Zimbabwe’s president is “losing his mind”, says Jendayi Frazer, the top US envoy for Africa this week. Over 1,000 of Robert Mugabe’s countrymen are dead from cholera, 21,000 more are infected, and those not getting emergency food aid are digging up roots and foraging for berries. Yet the 82-year-old independence hero remains as defiant as ever. “I will never, never, never surrender… Zimbabwe is mine,” he said on Friday.
“Mugabe had a chance to redeem his image” several months ago, says Kenya’s Business Daily, by building an effective power-sharing regime with Morgan Tsvangari of the opposition MDC. Instead, he has refused to compromise, holding on to the most powerful ministries – including security – and persisting with a relentless campaign of intimidation against his foes. Over the past six weeks, over 40 opposition officials have disappeared.
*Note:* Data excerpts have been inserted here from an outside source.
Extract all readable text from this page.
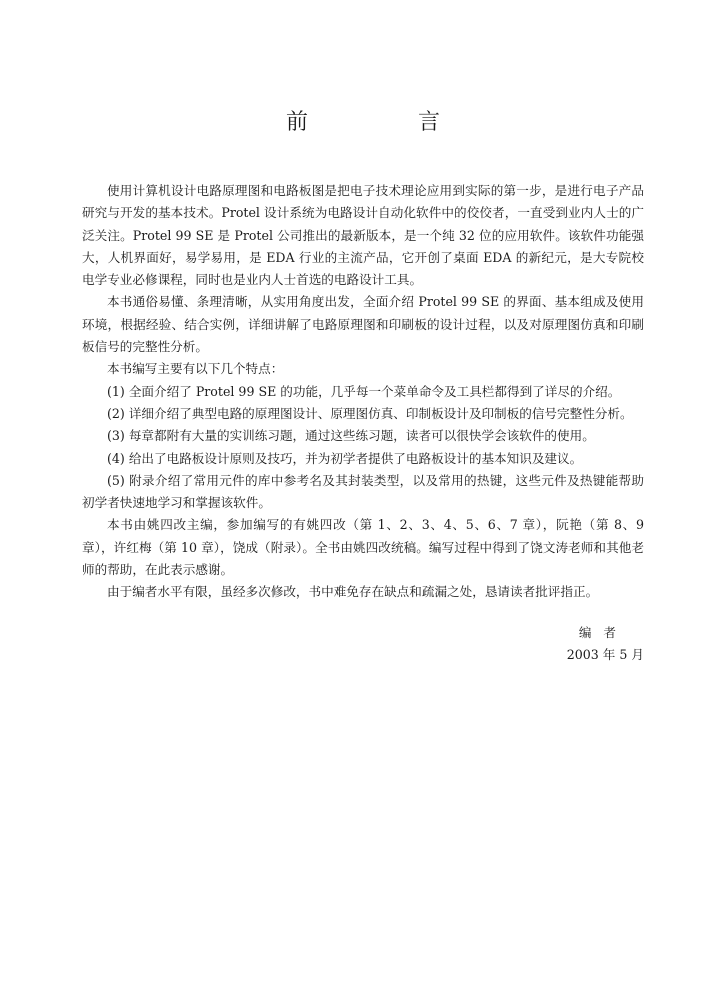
前　言

使用计算机设计电路原理图和电路板图是把电子技术理论应用到实际的第一步，是进行电子产品研究与开发的基本技术。Protel 设计系统为电路设计自动化软件中的佼佼者，一直受到业内人士的广泛关注。Protel 99 SE 是 Protel 公司推出的最新版本，是一个纯 32 位的应用软件。该软件功能强大，人机界面好，易学易用，是 EDA 行业的主流产品，它开创了桌面 EDA 的新纪元，是大专院校电学专业必修课程，同时也是业内人士首选的电路设计工具。

本书通俗易懂、条理清晰，从实用角度出发，全面介绍 Protel 99 SE 的界面、基本组成及使用环境，根据经验、结合实例，详细讲解了电路原理图和印刷板的设计过程，以及对原理图仿真和印刷板信号的完整性分析。

本书编写主要有以下几个特点：

(1) 全面介绍了 Protel 99 SE 的功能，几乎每一个菜单命令及工具栏都得到了详尽的介绍。

(2) 详细介绍了典型电路的原理图设计、原理图仿真、印制板设计及印制板的信号完整性分析。

(3) 每章都附有大量的实训练习题，通过这些练习题，读者可以很快学会该软件的使用。

(4) 给出了电路板设计原则及技巧，并为初学者提供了电路板设计的基本知识及建议。

(5) 附录介绍了常用元件的库中参考名及其封装类型，以及常用的热键，这些元件及热键能帮助初学者快速地学习和掌握该软件。

本书由姚四改主编，参加编写的有姚四改（第 1、2、3、4、5、6、7 章），阮艳（第 8、9 章），许红梅（第 10 章），饶成（附录）。全书由姚四改统稿。编写过程中得到了饶文涛老师和其他老师的帮助，在此表示感谢。

由于编者水平有限，虽经多次修改，书中难免存在缺点和疏漏之处，恳请读者批评指正。

编者
2003 年 5 月
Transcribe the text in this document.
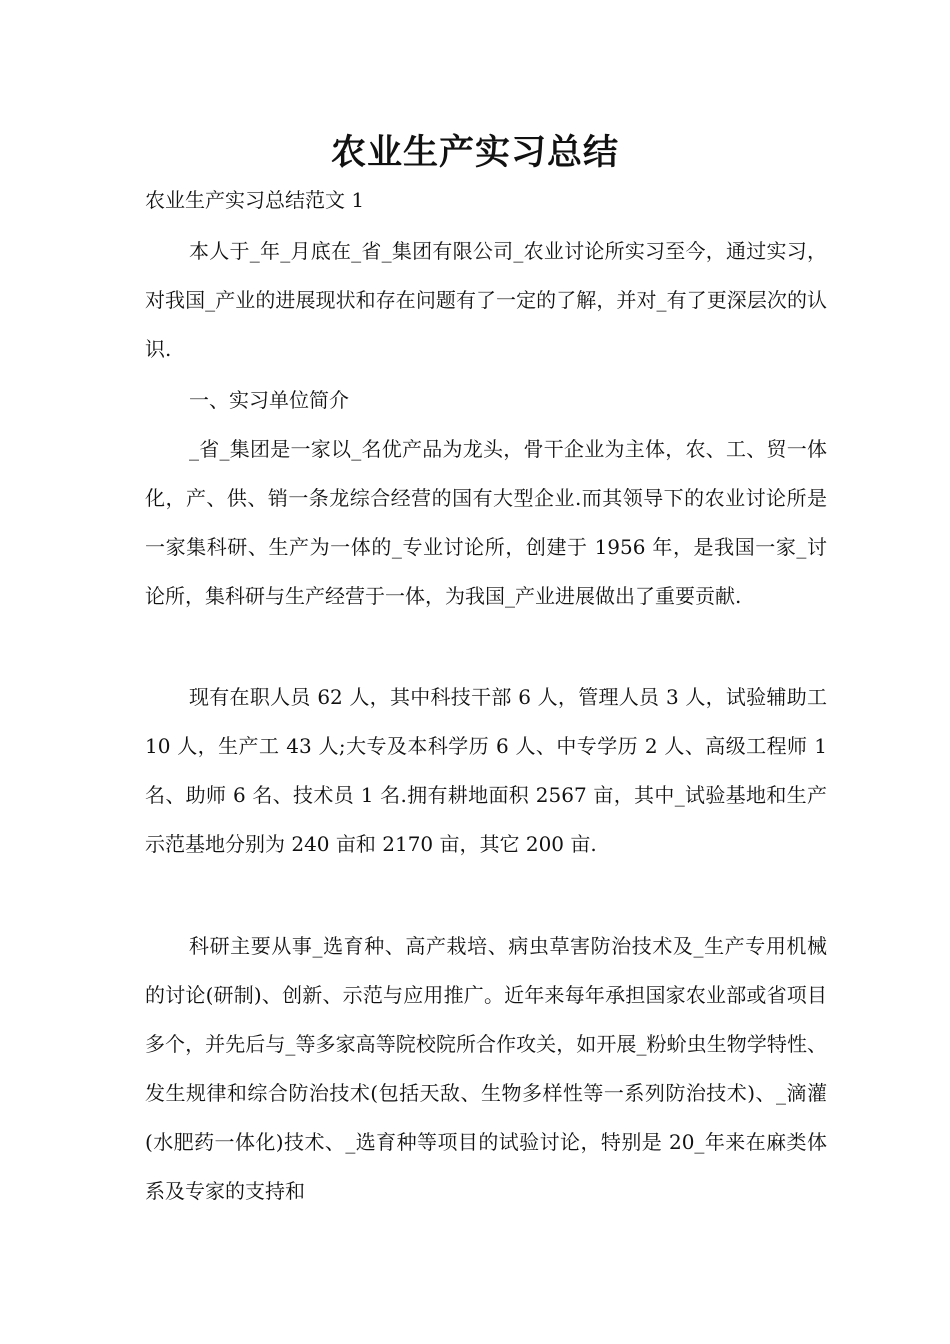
农业生产实习总结

农业生产实习总结范文 1

本人于_年_月底在_省_集团有限公司_农业讨论所实习至今，通过实习，对我国_产业的进展现状和存在问题有了一定的了解，并对_有了更深层次的认识.

一、实习单位简介

_省_集团是一家以_名优产品为龙头，骨干企业为主体，农、工、贸一体化，产、供、销一条龙综合经营的国有大型企业.而其领导下的农业讨论所是一家集科研、生产为一体的_专业讨论所，创建于 1956 年，是我国一家_讨论所，集科研与生产经营于一体，为我国_产业进展做出了重要贡献.

现有在职人员 62 人，其中科技干部 6 人，管理人员 3 人，试验辅助工 10 人，生产工 43 人;大专及本科学历 6 人、中专学历 2 人、高级工程师 1 名、助师 6 名、技术员 1 名.拥有耕地面积 2567 亩，其中_试验基地和生产示范基地分别为 240 亩和 2170 亩，其它 200 亩.

科研主要从事_选育种、高产栽培、病虫草害防治技术及_生产专用机械的讨论(研制)、创新、示范与应用推广。近年来每年承担国家农业部或省项目多个，并先后与_等多家高等院校院所合作攻关，如开展_粉蚧虫生物学特性、发生规律和综合防治技术(包括天敌、生物多样性等一系列防治技术)、_滴灌(水肥药一体化)技术、_选育种等项目的试验讨论，特别是 20_年来在麻类体系及专家的支持和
Meanwhile, Harare’s two main hospitals are closed, school attendance is down to 30%, and unpaid soldiers are running amok on the streets. In short, “the Zimbabwean state itself is steadily disintegrating”, says David Blair in Harare, on his Daily Telegraph blog.
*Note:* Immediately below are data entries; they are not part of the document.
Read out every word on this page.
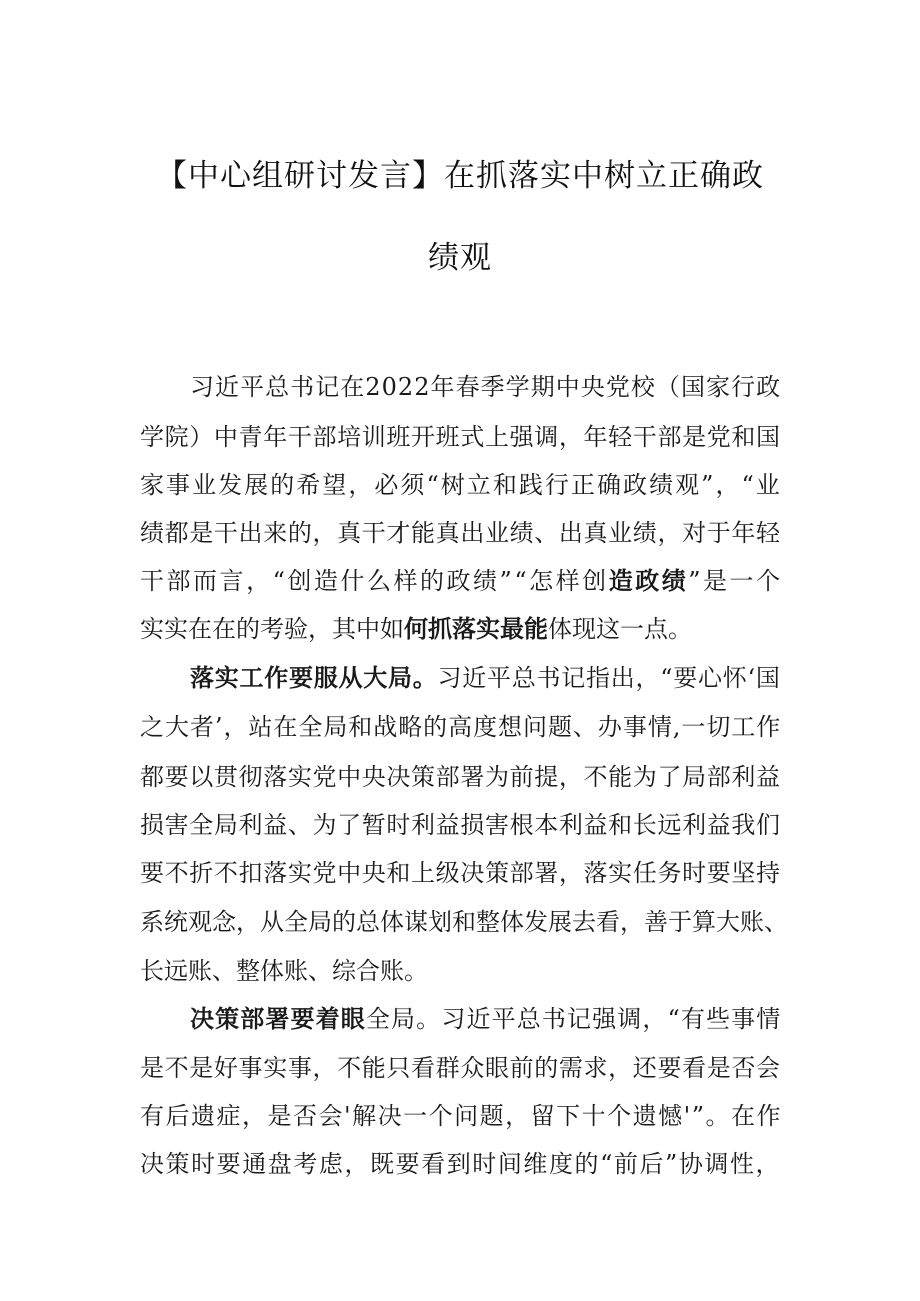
【中心组研讨发言】在抓落实中树立正确政
绩观
习近平总书记在2022年春季学期中央党校（国家行政
学院）中青年干部培训班开班式上强调，年轻干部是党和国
家事业发展的希望，必须“树立和践行正确政绩观”，“业
绩都是干出来的，真干才能真出业绩、出真业绩，对于年轻
干部而言，“创造什么样的政绩”“怎样创造政绩”是一个
实实在在的考验，其中如何抓落实最能体现这一点。
落实工作要服从大局。习近平总书记指出，“要心怀‘国
之大者’，站在全局和战略的高度想问题、办事情,一切工作
都要以贯彻落实党中央决策部署为前提，不能为了局部利益
损害全局利益、为了暂时利益损害根本利益和长远利益我们
要不折不扣落实党中央和上级决策部署，落实任务时要坚持
系统观念，从全局的总体谋划和整体发展去看，善于算大账、
长远账、整体账、综合账。
决策部署要着眼全局。习近平总书记强调，“有些事情
是不是好事实事，不能只看群众眼前的需求，还要看是否会
有后遗症，是否会'解决一个问题，留下十个遗憾'”。在作
决策时要通盘考虑，既要看到时间维度的“前后”协调性，
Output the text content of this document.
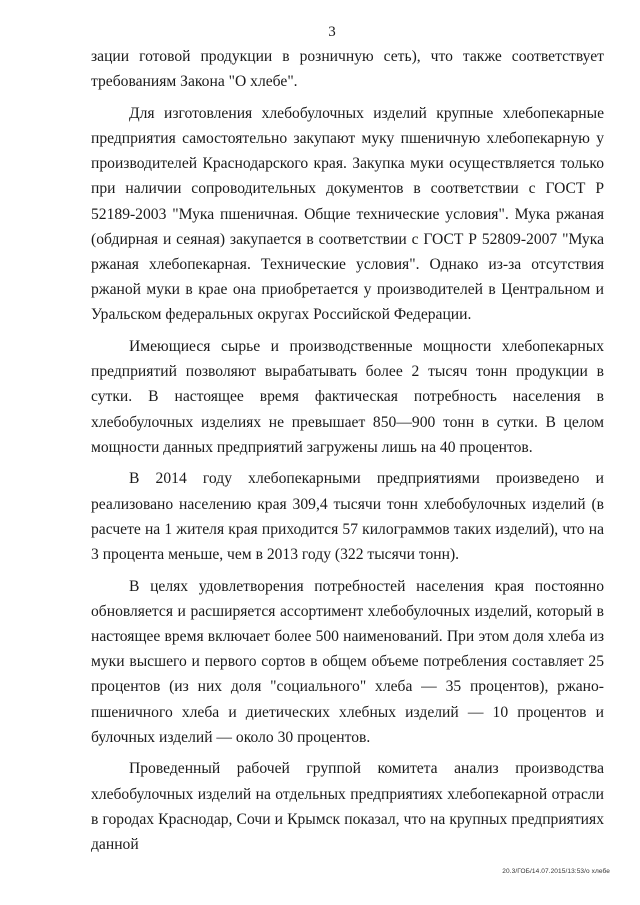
3

зации готовой продукции в розничную сеть), что также соответствует требованиям Закона "О хлебе".

Для изготовления хлебобулочных изделий крупные хлебопекарные предприятия самостоятельно закупают муку пшеничную хлебопекарную у производителей Краснодарского края. Закупка муки осуществляется только при наличии сопроводительных документов в соответствии с ГОСТ Р 52189-2003 "Мука пшеничная. Общие технические условия". Мука ржаная (обдирная и сеяная) закупается в соответствии с ГОСТ Р 52809-2007 "Мука ржаная хлебопекарная. Технические условия". Однако из-за отсутствия ржаной муки в крае она приобретается у производителей в Центральном и Уральском федеральных округах Российской Федерации.

Имеющиеся сырье и производственные мощности хлебопекарных предприятий позволяют вырабатывать более 2 тысяч тонн продукции в сутки. В настоящее время фактическая потребность населения в хлебобулочных изделиях не превышает 850—900 тонн в сутки. В целом мощности данных предприятий загружены лишь на 40 процентов.

В 2014 году хлебопекарными предприятиями произведено и реализовано населению края 309,4 тысячи тонн хлебобулочных изделий (в расчете на 1 жителя края приходится 57 килограммов таких изделий), что на 3 процента меньше, чем в 2013 году (322 тысячи тонн).

В целях удовлетворения потребностей населения края постоянно обновляется и расширяется ассортимент хлебобулочных изделий, который в настоящее время включает более 500 наименований. При этом доля хлеба из муки высшего и первого сортов в общем объеме потребления составляет 25 процентов (из них доля "социального" хлеба — 35 процентов), ржано-пшеничного хлеба и диетических хлебных изделий — 10 процентов и булочных изделий — около 30 процентов.

Проведенный рабочей группой комитета анализ производства хлебобулочных изделий на отдельных предприятиях хлебопекарной отрасли в городах Краснодар, Сочи и Крымск показал, что на крупных предприятиях данной

20.3/ГОБ/14.07.2015/13:53/о хлебе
Yet somehow Mugabe remains “indifferent to suffering and impervious to pressure”, says The Times, and “now parades his megalomania as a taunt to the outside world”. He blames Britain for the cholera outbreak and has accused Botswana of preparing a ground invasion of the country. “These fictions would be laughable”, says the Toronto Star, but for the fact that Mugabe “may be about to declare a state of emergency”. Then he could crack down on challengers, and cement his position. It is time for Britain to call an emergency meeting of the UN Security Council and authorise armed intervention, says The Times. “The world can take his despairing country from him. And it must.”